Hora que al final se convirtió en media, porque había que descontarle los diez minutos de cambiar a Lola escondidos en el baño del vestuario de hombres, el rato de lloriqueo hasta que se abrazaba a la profesora y se animaba a entrar, y el tiempo de mirarla desde el último andarivel haciéndole caras y tirándole besos para que se quedara tranquila. Y el ritual a la inversa, de nuevo, a la salida.

Pero, así y todo, esa era la primera media hora totalmente de él que tenía desde que nació Lola. O quizás fuera desde más atrás, porque en los últimos años con Mariela prácticamente ni había jugado al fútbol. Algunos domingos, cuando ella no tenía que trabajar, pero casi no contaba.

Media hora robada a la paternidad, que llegó sin proponérselo porque justo había pileta libre en el horario en que Lola hacía natación. Y un poco porque ese rato tampoco alcanzaba más que para tomarse un café, ¿o será que no se hubiera bancado dos medias horas semanales sentado solo tomando un café? Sí, el café se lo bancaba. Pero el bar no. Un barcito de esos con banderines y limonadas con menta y jengibre, donde tranquilamente podrían haber escrito la cita de Cortázar de no buscarse y encontrarse. Un barcito que le hubiera encantado a Mariela. Eso no se lo bancaba dos medias horas todas las semanas. No hacía falta.

Por eso empezó a nadar. La primera vez sin antiparras porque no confiaba en que se hiciera una rutina. Seguramente Lola no se engancharía con la clase y habrían pagado dos cuotas mensuales que nadie aprovecharía. Pero a Lola le gustó; y Pablo tuvo que comprarse antiparras por primera vez en su vida.

La tarde en que entró a la casa de deportes a pedir algo para él, cayó en la cuenta de que hacía años que no se compraba nada. Ni siquiera un par de medias. Todo lo que tenía, incluso las zapatillas gastadas hasta el límite, eran cosas compradas por Mariela.

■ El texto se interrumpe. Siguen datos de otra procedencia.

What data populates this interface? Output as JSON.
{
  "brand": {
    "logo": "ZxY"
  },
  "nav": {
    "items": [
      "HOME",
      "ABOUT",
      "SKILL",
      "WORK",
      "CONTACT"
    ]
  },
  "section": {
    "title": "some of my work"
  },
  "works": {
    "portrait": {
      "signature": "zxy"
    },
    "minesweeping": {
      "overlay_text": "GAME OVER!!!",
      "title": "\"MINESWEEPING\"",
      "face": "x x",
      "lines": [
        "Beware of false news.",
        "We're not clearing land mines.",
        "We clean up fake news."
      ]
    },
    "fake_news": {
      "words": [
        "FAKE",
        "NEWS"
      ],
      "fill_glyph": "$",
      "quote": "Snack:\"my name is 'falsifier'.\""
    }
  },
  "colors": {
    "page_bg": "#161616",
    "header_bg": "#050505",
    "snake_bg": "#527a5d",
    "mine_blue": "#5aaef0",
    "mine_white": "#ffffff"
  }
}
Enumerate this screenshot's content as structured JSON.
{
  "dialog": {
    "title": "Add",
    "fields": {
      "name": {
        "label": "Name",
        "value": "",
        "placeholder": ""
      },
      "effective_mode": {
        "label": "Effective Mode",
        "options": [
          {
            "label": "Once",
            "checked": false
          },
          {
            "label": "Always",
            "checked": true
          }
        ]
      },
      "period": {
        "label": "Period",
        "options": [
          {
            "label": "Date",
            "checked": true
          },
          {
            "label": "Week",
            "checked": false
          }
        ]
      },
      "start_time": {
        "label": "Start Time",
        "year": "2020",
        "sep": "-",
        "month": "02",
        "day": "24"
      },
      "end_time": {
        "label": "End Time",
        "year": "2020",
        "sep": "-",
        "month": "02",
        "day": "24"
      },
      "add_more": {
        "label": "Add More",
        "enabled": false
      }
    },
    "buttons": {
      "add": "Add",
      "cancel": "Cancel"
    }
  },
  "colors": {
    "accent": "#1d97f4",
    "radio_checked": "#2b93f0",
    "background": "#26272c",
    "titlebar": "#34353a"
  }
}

Al principio nadaba sin pensar. No con la mente en blanco, pero era algo parecido. Vagaba por fechas de entrega de trabajos, la cena, ¿qué carajo hacer si Lola no come nada?, los Juegos Olímpicos… Había mirado por primera vez con detenimiento a los nadadores en los Juegos Olímpicos y creía poder imitar algunas cosas; como mínimo el impulso inicial que los separaba de la pared de la pileta. ¿Algo de verdura? No tenía sentido engañarse: Lola no comía nada verde. Le había mentido a la pediatra en la última consulta y se prometió intentar agregar más vegetales en la dieta de Lola. Y en la suya, por cierto, porque tenía que reconocer que esa malla hacía unos años no le apretaba como ahora. Qué bien le salía el empujoncito, igual que los de las Olimpiadas. La vuelta americana todavía no, pero ya se iba a animar. Tenía que pasar de vectores a líneas el proyecto y mandar un adelanto cuanto antes para que se lo aprobaran. Quizás en una tarta. Una tarta de verduras. O todo procesado tipo patitas de pollo. Qué bien le salía el empujón, estaba para competir en los Juegos ya.

Así nadaba.

Sin embargo, la primera vez que usó el pullboy fue otra cosa. Ese esfuerzo en avanzar solo a través de la brazada, las piernas muertas y aun así balanceándose suavemente… La fuerza de los brazos, la rotación del torso, avanzar sin piernas. Pero avanzar. Romper la superficie del agua en cada brazada, remar; remarla. Con el pullboy no podía seguir jugando a no pensar en nada.

Necesitó tres años y diez meses para encontrar una hora (una media hora) para él. Y la puta madre, qué difícil llorar con antiparras.